The DC microgrid under study didn’t contain complex parameters like constant power load (CPL), renewable energy sources (RES) or parallel inverters. In [43], a method of series fault detection algorithm in LVDC microgrid was proposed by detecting the occasional discharges at the beginning of the fault due to the high input capacity of the interface. The open-circuit performances and high current spikes were used for proposed identification algorithm by calculating the cross-correlation of the current signal with a pre-determined signal to identify the sparks. Experiments were planned and performed on a DC arc test platform with a buck converter based on constant power load. The outstanding features of spark due to DC arc fault are mentioned as following:
Sparks are precedent during open circuit conditions.
A current spike was usually observed at the beginning, or sometimes in the middle, of the discharging process.
The sparks were typically repetitive. The interval between discharges corresponds to the time constant of the input capacitor of the power electronics interface.
In [44], a statistical analysis approach was suggested for a fault detection technique that was suited for suppressing the effect of interfacing device operation, power circuits for system elements. Normal and arc signals were evaluated using Fast Fourier Transform (FFT). The presence of arc fault leads to a transition in the frequency spectrum and the arcing signal simply raises the spectral power density of the current. The probability curves of all operating conditions as a function of threshold values have been plotted. There was a straightforward trade-off between false-positive and false-negative. False-positive was identified as a detector malfunction that decides the presence of arc in non-arcing state, whereas false-negative was defined as a failure of arc detection. Thus, the probability of false-positive increases as one attempts to set a lower threshold to obtain a greater probability of effective identification.

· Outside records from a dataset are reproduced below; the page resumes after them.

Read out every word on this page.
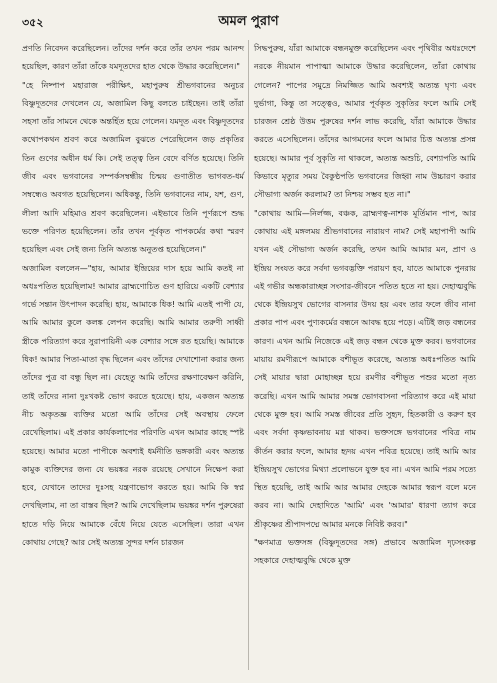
৩৫২	অমল পুরাণ

প্রণতি নিবেদন করেছিলেন। তাঁদের দর্শন করে তাঁর তখন পরম আনন্দ হয়েছিল, কারণ তাঁরা তাঁকে যমদূতদের হাত থেকে উদ্ধার করেছিলেন।"

"হে নিষ্পাপ মহারাজ পরীক্ষিৎ, মহাপুরুষ শ্রীভগবানের অনুচর বিষ্ণুদূতদের দেখলেন যে, অজামিল কিছু বলতে চাইছেন। তাই তাঁরা সহসা তাঁর সামনে থেকে অন্তর্হিত হয়ে গেলেন। যমদূত এবং বিষ্ণুদূতদের কথোপকথন শ্রবণ করে অজামিল বুঝতে পেরেছিলেন জড় প্রকৃতির তিন গুণের অধীন ধর্ম কি। সেই তত্ত্ব তিন বেদে বর্ণিত হয়েছে। তিনি জীব এবং ভগবানের সম্পর্কসম্বন্ধীয় চিন্ময় গুণাতীত ভাগবত-ধর্ম সম্বন্ধেও অবগত হয়েছিলেন। অধিকন্তু, তিনি ভগবানের নাম, যশ, গুণ, লীলা আদি মহিমাও শ্রবণ করেছিলেন। এইভাবে তিনি পূর্ণরূপে শুদ্ধ ভক্তে পরিণত হয়েছিলেন। তাঁর তখন পূর্বকৃত পাপকর্মের কথা স্মরণ হয়েছিল এবং সেই জন্য তিনি অত্যন্ত অনুতপ্ত হয়েছিলেন।"

অজামিল বললেন—"হায়, আমার ইন্দ্রিয়ের দাস হয়ে আমি কতই না অধঃপতিত হয়েছিলাম! আমার ব্রাহ্মণোচিত গুণ হারিয়ে একটি বেশ্যার গর্ভে সন্তান উৎপাদন করেছি। হায়, আমাকে ধিক! আমি এতই পাপী যে, আমি আমার কুলে কলঙ্ক লেপন করেছি। আমি আমার তরুণী সাধ্বী স্ত্রীকে পরিত্যাগ করে সুরাপায়িনী এক বেশ্যার সঙ্গে রত হয়েছি। আমাকে ধিক! আমার পিতা-মাতা বৃদ্ধ ছিলেন এবং তাঁদের দেখাশোনা করার জন্য তাঁদের পুত্র বা বন্ধু ছিল না। যেহেতু আমি তাঁদের রক্ষণাবেক্ষণ করিনি, তাই তাঁদের নানা দুঃখকষ্ট ভোগ করতে হয়েছে। হায়, একজন অত্যন্ত নীচ অকৃতজ্ঞ ব্যক্তির মতো আমি তাঁদের সেই অবস্থায় ফেলে রেখেছিলাম। এই প্রকার কার্যকলাপের পরিণতি এখন আমার কাছে স্পষ্ট হয়েছে। আমার মতো পাপীকে অবশ্যই ধর্মনীতি ভঙ্গকারী এবং অত্যন্ত কামুক ব্যক্তিদের জন্য যে ভয়ঙ্কর নরক রয়েছে সেখানে নিক্ষেপ করা হবে, যেখানে তাদের দুঃসহ যন্ত্রণাভোগ করতে হয়। আমি কি স্বপ্ন দেখছিলাম, না তা বাস্তব ছিল? আমি দেখেছিলাম ভয়ঙ্কর দর্শন পুরুষেরা হাতে দড়ি নিয়ে আমাকে বেঁধে নিয়ে যেতে এসেছিল। তারা এখন কোথায় গেছে? আর সেই অত্যন্ত সুন্দর দর্শন চারজন

সিদ্ধপুরুষ, যাঁরা আমাকে বন্ধনমুক্ত করেছিলেন এবং পৃথিবীর অধঃদেশে নরকে নীয়মান পাপাত্মা আমাকে উদ্ধার করেছিলেন, তাঁরা কোথায় গেলেন? পাপের সমুদ্রে নিমজ্জিত আমি অবশ্যই অত্যন্ত ঘৃণ্য এবং দুর্ভাগা, কিন্তু তা সত্ত্বেও, আমার পূর্বকৃত সুকৃতির ফলে আমি সেই চারজন শ্রেষ্ঠ উত্তম পুরুষের দর্শন লাভ করেছি, যাঁরা আমাকে উদ্ধার করতে এসেছিলেন। তাঁদের আগমনের ফলে আমার চিত্ত অত্যন্ত প্রসন্ন হয়েছে। আমার পূর্ব সুকৃতি না থাকলে, অত্যন্ত অশুচি, বেশ্যাপতি আমি কিভাবে মৃত্যুর সময় বৈকুণ্ঠপতি ভগবানের জিহ্বা নাম উচ্চারণ করার সৌভাগ্য অর্জন করলাম? তা নিশ্চয় সম্ভব হত না।"

"কোথায় আমি—নির্লজ্জ, বঞ্চক, ব্রাহ্মণত্ব-নাশক মূর্তিমান পাপ, আর কোথায় এই মঙ্গলময় শ্রীভগবানের নারায়ণ নাম? সেই মহাপাপী আমি যখন এই সৌভাগ্য অর্জন করেছি, তখন আমি আমার মন, প্রাণ ও ইন্দ্রিয় সংযত করে সর্বদা ভগবদ্ভক্তি পরায়ণ হব, যাতে আমাকে পুনরায় এই গভীর অন্ধকারাচ্ছন্ন সংসার-জীবনে পতিত হতে না হয়। দেহাত্মবুদ্ধি থেকে ইন্দ্রিয়সুখ ভোগের বাসনার উদয় হয় এবং তার ফলে জীব নানা প্রকার পাপ এবং পুণ্যকর্মের বন্ধনে আবদ্ধ হয়ে পড়ে। এটিই জড় বন্ধনের কারণ। এখন আমি নিজেকে এই জড় বন্ধন থেকে মুক্ত করব। ভগবানের মায়ায় রমণীরূপে আমাকে বশীভূত করেছে, অত্যন্ত অধঃপতিত আমি সেই মায়ার দ্বারা মোহাচ্ছন্ন হয়ে রমণীর বশীভূত পশুর মতো নৃত্য করেছি। এখন আমি আমার সমস্ত ভোগবাসনা পরিত্যাগ করে এই মায়া থেকে মুক্ত হব। আমি সমস্ত জীবের প্রতি সুহৃদ, হিতকারী ও করুণ হব এবং সর্বদা কৃষ্ণভাবনায় মগ্ন থাকব। ভক্তসঙ্গে ভগবানের পবিত্র নাম কীর্তন করার ফলে, আমার হৃদয় এখন পবিত্র হয়েছে। তাই আমি আর ইন্দ্রিয়সুখ ভোগের মিথ্যা প্রলোভনে যুক্ত হব না। এখন আমি পরম সত্যে স্থিত হয়েছি, তাই আমি আর আমার দেহকে আমার স্বরূপ বলে মনে করব না। আমি দেহাদিতে 'আমি' এবং 'আমার' ধারণা ত্যাগ করে শ্রীকৃষ্ণের শ্রীপাদপদ্মে আমার মনকে নিবিষ্ট করব।"

"ক্ষণমাত্র ভক্তসঙ্গ (বিষ্ণুদূতদের সঙ্গ) প্রভাবে অজামিল দৃঢ়সংকল্প সহকারে দেহাত্মবুদ্ধি থেকে মুক্ত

In [45], detection of load voltage drop during series arc beginning was proposed as unified arc fault detection in low voltage DC microgrid. The reduction in the load voltage associated with the series arc activation was directly based on the electrode material and was observed by the load side power electronic converter, which was then acted similarly to disconnect the load from the grid by reducing the load current to zero and thereby the arc is extinguished easily and quickly. DC systems require the use of DC-DC converters in the distribution system and for this the high-frequency noise from DC-DC converter switching and other electromagnetic interference obscure the arc signature, allowing an arc to initiate and proceed unnoticed. During arc fault, switching harmonics are present, signal-to-noise ratio is low, and arc signal is not a periodic signal, so the time domain or frequency domain analysis using a Fourier transform (FT) do not work well. Therefore, in [46], Wavelet Transformation (WT) was proposed to analyze and detect arc fault and arc flash in DC microgrid systems by simulation synthetic waveforms generated in MATLAB/Simulink and then experimentally use arc waveforms measured from photovoltaic (PV) modules and an experimental arc generator.
In [47], a steady-state model of DC arc was proposed for studying series the impact of arc fault on a ring type DC microgrid. The arc impedance was modeled using macroscopic V-I equation to make the decision on DC arc resistance with a given gap length (a non-linear resistor) and arc noise was modelled by using the Gaussian distribution fitting of filtered arc current using a 1.5 - 45 kHz bandpass filter. The DC arc fault was characterized as a 10 Ω resistor in parallel with a controlled current source generating Gaussian distribution noise. The research did not take into consideration the transients at the initial stage of arc development; also, the impact of DC arc fault was studied only with resistive loads.